Communication of the SIT-Team resource is being done through three routes. Monthly, three-day classes in SIT are taught in the Research Laboratory, and once a year at overseas engineering facilities. SIT graduates are an active source of SIT-Team customers. In addition to SIT classes, weekly SIT User Group meetings are held where corporate problems are brought for analysis and further development of SIT practitioner skills. Sometimes these problems are moved to the SIT Team. The third route is through personal contacts made by SIT-Team members who track and identify problems surfacing around the company.
It was recognized early that SIT was an unusually effective methodology for injecting innovation into problem solving. This led to initiation of an in-house training program. It gradually is becoming evident that dedicated teams can employ it to inject innovation into product flow.

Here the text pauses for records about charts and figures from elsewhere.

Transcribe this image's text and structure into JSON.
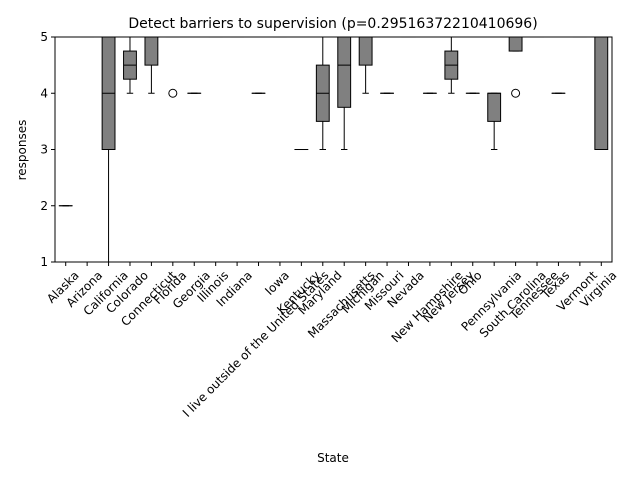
{
  "chart_data": {
    "type": "boxplot",
    "title": "Detect barriers to supervision (p=0.29516372210410696)",
    "x_label": "State",
    "y_label": "responses",
    "categories": [
      "Alaska",
      "Arizona",
      "California",
      "Colorado",
      "Connecticut",
      "Florida",
      "Georgia",
      "Illinois",
      "Indiana",
      "I live outside of the United States",
      "Iowa",
      "Kentucky",
      "Maryland",
      "Massachusetts",
      "Michigan",
      "Missouri",
      "Nevada",
      "New Hampshire",
      "New Jersey",
      "Ohio",
      "Pennsylvania",
      "South Carolina",
      "Tennessee",
      "Texas",
      "Vermont",
      "Virginia"
    ],
    "boxes": [
      {
        "whislo": 2,
        "q1": 2,
        "med": 2,
        "q3": 2,
        "whishi": 2
      },
      {
        "whislo": 5,
        "q1": 5,
        "med": 5,
        "q3": 5,
        "whishi": 5
      },
      {
        "whislo": 1,
        "q1": 3,
        "med": 4,
        "q3": 5,
        "whishi": 5
      },
      {
        "whislo": 4,
        "q1": 4.25,
        "med": 4.5,
        "q3": 4.75,
        "whishi": 5
      },
      {
        "whislo": 4,
        "q1": 4.5,
        "med": 5,
        "q3": 5,
        "whishi": 5
      },
      {
        "whislo": 5,
        "q1": 5,
        "med": 5,
        "q3": 5,
        "whishi": 5,
        "fliers": [
          4
        ]
      },
      {
        "whislo": 4,
        "q1": 4,
        "med": 4,
        "q3": 4,
        "whishi": 4
      },
      {
        "whislo": 5,
        "q1": 5,
        "med": 5,
        "q3": 5,
        "whishi": 5
      },
      {
        "whislo": 5,
        "q1": 5,
        "med": 5,
        "q3": 5,
        "whishi": 5
      },
      {
        "whislo": 4,
        "q1": 4,
        "med": 4,
        "q3": 4,
        "whishi": 4
      },
      {
        "whislo": 5,
        "q1": 5,
        "med": 5,
        "q3": 5,
        "whishi": 5
      },
      {
        "whislo": 3,
        "q1": 3,
        "med": 3,
        "q3": 3,
        "whishi": 3
      },
      {
        "whislo": 3,
        "q1": 3.5,
        "med": 4,
        "q3": 4.5,
        "whishi": 5
      },
      {
        "whislo": 3,
        "q1": 3.75,
        "med": 4.5,
        "q3": 5,
        "whishi": 5
      },
      {
        "whislo": 4,
        "q1": 4.5,
        "med": 5,
        "q3": 5,
        "whishi": 5
      },
      {
        "whislo": 4,
        "q1": 4,
        "med": 4,
        "q3": 4,
        "whishi": 4
      },
      {
        "whislo": 5,
        "q1": 5,
        "med": 5,
        "q3": 5,
        "whishi": 5
      },
      {
        "whislo": 4,
        "q1": 4,
        "med": 4,
        "q3": 4,
        "whishi": 4
      },
      {
        "whislo": 4,
        "q1": 4.25,
        "med": 4.5,
        "q3": 4.75,
        "whishi": 5
      },
      {
        "whislo": 4,
        "q1": 4,
        "med": 4,
        "q3": 4,
        "whishi": 4
      },
      {
        "whislo": 3,
        "q1": 3.5,
        "med": 4,
        "q3": 4,
        "whishi": 4
      },
      {
        "whislo": 4.75,
        "q1": 4.75,
        "med": 5,
        "q3": 5,
        "whishi": 5,
        "fliers": [
          4
        ]
      },
      {
        "whislo": 5,
        "q1": 5,
        "med": 5,
        "q3": 5,
        "whishi": 5
      },
      {
        "whislo": 4,
        "q1": 4,
        "med": 4,
        "q3": 4,
        "whishi": 4
      },
      {
        "whislo": 5,
        "q1": 5,
        "med": 5,
        "q3": 5,
        "whishi": 5
      },
      {
        "whislo": 3,
        "q1": 3,
        "med": 5,
        "q3": 5,
        "whishi": 5
      }
    ],
    "color": "#808080",
    "median_color": "#000000",
    "ylim": [
      1,
      5
    ],
    "yticks": [
      1,
      2,
      3,
      4,
      5
    ],
    "grid": false
  }
}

(*) Further reading on structured inventive thinking can be found on the web at http://www.u-sit.net
SIT and USIT:
SIT, as reported here, was derived from the Israeli SIT method and introduced into Ford Motor Company in 1995. At Ford I wrote the first textbook on the methodology and titled it “Unified Structured Inventive Thinking – How to Invent” (USIT). With Ford’s permission the textbook and USIT training courses are marketed outside of Ford Motor Company. USIT differs from SIT (Ford version and the current Israeli version called ASIT) in that USIT has a theoretical basis incorporated into it in which all components and processes are based logically on objects, attributes, and functions. New techniques in USIT include object-minimization to a single point of contact, object-attribute-function statements, plausible-root-causes tool, and transduction as a solution technique. Free USIT e-books and a newsletter are available at www.u-sit.net. Since my retirement from Ford Motor Company in 2000, SIT has been incorporated in the official corporate training program catalog and is being taught by my former colleague, Dr. Craig Stephan.
To Corporate Managers:
If in reading this you are disappointed for lack of specific examples of solved problems, consider the following two points. 1) It has been my experience that companies typically do not want their specific problems discussed outside of their corporate boundaries. Problems brought to on-sight USIT training courses are often very interesting but too proprietary for publication. 2) In addition, there is a very important reason for not using examples in presentations to management (this article) – they can be misinterpreted and generally misleading. Example problems demonstrate solutions to problems but do not evaluate the method used to find the solution. Solution concepts are not unique to a problem-solving methodology. They are unique to the problem they solve and can be found by multiple methodologies. Understand this difference and you will not be misled.